O'Brien uses an improvised compass to locate the origin of the duonetic field, and discovers a generator buried beneath the sand. Vinod finds O'Brien and shoots at him with a bow, but O'Brien manages to outsmart him and brings him back to the village. O'Brien opens the punishment box with his now-functional phaser and reveals to the colonists that the field was artificially created. Alixus admits that she created the duonetic field, but she justifies her actions on the basis she believes they allowed the colonists who survived to discover their true potential.

When Kira and Dax arrive, Sisko and O'Brien assume the colonists want to come with them, but Joseph announces that the colonists have chosen to stay although they clearly have not been consulted. O'Brien and Sisko beam up to the runabout with Alixus and Vinod. After they leave, two young children stare wistfully at the point where the four vanished.

==Reception==
Io9's 2014 listing of the top 100 Star Trek episodes placed "Paradise" as the 98th best episode of all series up to that time, out of over 700 episodes.
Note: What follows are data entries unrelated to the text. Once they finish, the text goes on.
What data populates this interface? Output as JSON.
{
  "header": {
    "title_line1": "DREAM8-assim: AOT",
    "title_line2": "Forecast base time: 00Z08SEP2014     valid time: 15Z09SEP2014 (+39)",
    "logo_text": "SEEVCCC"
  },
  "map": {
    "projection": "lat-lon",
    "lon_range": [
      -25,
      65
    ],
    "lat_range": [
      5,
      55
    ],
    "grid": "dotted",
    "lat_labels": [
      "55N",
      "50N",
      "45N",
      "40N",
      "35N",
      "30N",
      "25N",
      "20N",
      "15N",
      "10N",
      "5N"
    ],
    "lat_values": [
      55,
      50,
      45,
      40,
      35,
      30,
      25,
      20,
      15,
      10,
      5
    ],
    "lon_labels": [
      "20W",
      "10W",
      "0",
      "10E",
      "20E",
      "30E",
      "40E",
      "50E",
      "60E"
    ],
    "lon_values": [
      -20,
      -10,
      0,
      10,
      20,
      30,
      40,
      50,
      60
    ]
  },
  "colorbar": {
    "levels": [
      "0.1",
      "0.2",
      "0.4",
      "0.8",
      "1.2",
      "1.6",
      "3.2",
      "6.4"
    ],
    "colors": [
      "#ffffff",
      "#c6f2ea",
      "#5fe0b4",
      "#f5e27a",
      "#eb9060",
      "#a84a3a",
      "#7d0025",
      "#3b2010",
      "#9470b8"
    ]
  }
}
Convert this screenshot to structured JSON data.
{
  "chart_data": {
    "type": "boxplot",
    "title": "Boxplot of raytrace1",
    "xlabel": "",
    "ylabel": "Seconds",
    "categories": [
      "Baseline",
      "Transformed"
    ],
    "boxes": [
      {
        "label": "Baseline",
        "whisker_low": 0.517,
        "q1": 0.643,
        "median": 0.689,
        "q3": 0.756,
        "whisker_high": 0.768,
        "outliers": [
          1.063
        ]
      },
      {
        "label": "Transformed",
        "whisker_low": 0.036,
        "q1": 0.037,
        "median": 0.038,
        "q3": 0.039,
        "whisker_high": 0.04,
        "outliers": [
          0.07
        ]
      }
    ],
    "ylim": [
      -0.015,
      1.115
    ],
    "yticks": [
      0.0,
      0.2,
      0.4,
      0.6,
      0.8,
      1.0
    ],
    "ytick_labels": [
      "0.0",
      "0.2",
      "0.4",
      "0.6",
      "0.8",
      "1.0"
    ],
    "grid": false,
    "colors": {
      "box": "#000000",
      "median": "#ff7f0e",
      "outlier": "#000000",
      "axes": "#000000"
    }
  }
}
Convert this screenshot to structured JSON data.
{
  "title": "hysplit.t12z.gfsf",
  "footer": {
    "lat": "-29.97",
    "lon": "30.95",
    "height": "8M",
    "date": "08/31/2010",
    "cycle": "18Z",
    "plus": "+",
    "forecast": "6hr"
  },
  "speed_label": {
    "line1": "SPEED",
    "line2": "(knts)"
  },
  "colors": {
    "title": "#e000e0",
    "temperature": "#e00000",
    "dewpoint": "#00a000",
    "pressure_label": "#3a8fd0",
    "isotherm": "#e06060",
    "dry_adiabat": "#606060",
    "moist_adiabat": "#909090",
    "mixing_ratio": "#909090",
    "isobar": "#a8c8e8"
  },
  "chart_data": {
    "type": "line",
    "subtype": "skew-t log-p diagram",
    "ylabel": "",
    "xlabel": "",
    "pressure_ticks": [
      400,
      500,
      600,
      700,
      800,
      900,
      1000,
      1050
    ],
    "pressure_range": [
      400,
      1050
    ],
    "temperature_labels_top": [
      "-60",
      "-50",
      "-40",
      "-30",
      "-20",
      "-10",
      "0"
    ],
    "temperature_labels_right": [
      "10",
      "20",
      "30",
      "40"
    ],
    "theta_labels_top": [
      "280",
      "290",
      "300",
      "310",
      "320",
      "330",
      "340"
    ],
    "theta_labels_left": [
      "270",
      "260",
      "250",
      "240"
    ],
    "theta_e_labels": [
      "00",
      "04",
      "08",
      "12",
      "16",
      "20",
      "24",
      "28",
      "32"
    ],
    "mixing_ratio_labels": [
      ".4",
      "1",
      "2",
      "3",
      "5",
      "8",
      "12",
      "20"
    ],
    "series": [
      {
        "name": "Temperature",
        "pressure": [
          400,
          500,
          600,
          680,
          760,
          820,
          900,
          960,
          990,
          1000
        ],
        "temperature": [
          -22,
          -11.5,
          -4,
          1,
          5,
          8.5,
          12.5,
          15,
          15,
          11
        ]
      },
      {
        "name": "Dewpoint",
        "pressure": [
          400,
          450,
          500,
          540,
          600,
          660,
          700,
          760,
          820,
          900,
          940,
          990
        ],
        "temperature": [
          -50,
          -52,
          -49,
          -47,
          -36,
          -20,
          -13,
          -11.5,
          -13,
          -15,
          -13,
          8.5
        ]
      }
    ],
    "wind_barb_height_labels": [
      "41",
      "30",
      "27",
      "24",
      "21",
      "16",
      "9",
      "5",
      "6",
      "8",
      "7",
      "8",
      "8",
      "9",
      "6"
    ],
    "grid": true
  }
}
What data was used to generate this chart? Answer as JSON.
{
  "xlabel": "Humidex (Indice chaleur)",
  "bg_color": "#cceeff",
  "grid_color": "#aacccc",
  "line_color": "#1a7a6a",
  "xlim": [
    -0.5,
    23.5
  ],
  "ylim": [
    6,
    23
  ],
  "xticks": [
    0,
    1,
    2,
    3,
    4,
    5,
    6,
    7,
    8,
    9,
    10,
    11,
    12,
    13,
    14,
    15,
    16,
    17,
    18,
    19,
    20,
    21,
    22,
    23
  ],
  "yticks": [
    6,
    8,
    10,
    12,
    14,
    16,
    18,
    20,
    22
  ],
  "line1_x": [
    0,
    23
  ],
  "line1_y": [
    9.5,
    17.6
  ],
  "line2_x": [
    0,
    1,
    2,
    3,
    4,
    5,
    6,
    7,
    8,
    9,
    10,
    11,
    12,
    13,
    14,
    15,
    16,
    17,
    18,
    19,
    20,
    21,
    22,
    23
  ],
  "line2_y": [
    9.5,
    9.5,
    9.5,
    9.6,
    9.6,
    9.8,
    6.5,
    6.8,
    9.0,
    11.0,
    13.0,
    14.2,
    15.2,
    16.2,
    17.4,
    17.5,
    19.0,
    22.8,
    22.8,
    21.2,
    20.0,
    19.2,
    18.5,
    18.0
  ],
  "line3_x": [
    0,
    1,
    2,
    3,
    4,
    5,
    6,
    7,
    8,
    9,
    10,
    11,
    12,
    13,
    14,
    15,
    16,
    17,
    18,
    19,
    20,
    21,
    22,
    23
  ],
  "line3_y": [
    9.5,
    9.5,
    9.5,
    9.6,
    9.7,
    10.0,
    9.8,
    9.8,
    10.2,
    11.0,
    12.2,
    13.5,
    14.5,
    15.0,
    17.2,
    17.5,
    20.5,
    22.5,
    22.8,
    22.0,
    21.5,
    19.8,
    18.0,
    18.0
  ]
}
In 2015, Geek.com recommended this episode as "essential watching" for their abbreviated Star Trek: Deep Space Nine binge-watching guide.

== Releases ==
On April 1, 2003, Season 2 of Star Trek: Deep Space Nine was released on DVD video discs, with 26 episodes on seven discs.

This episode was released in 2017 on DVD with the complete series box set, which had 176 episodes on 48 discs.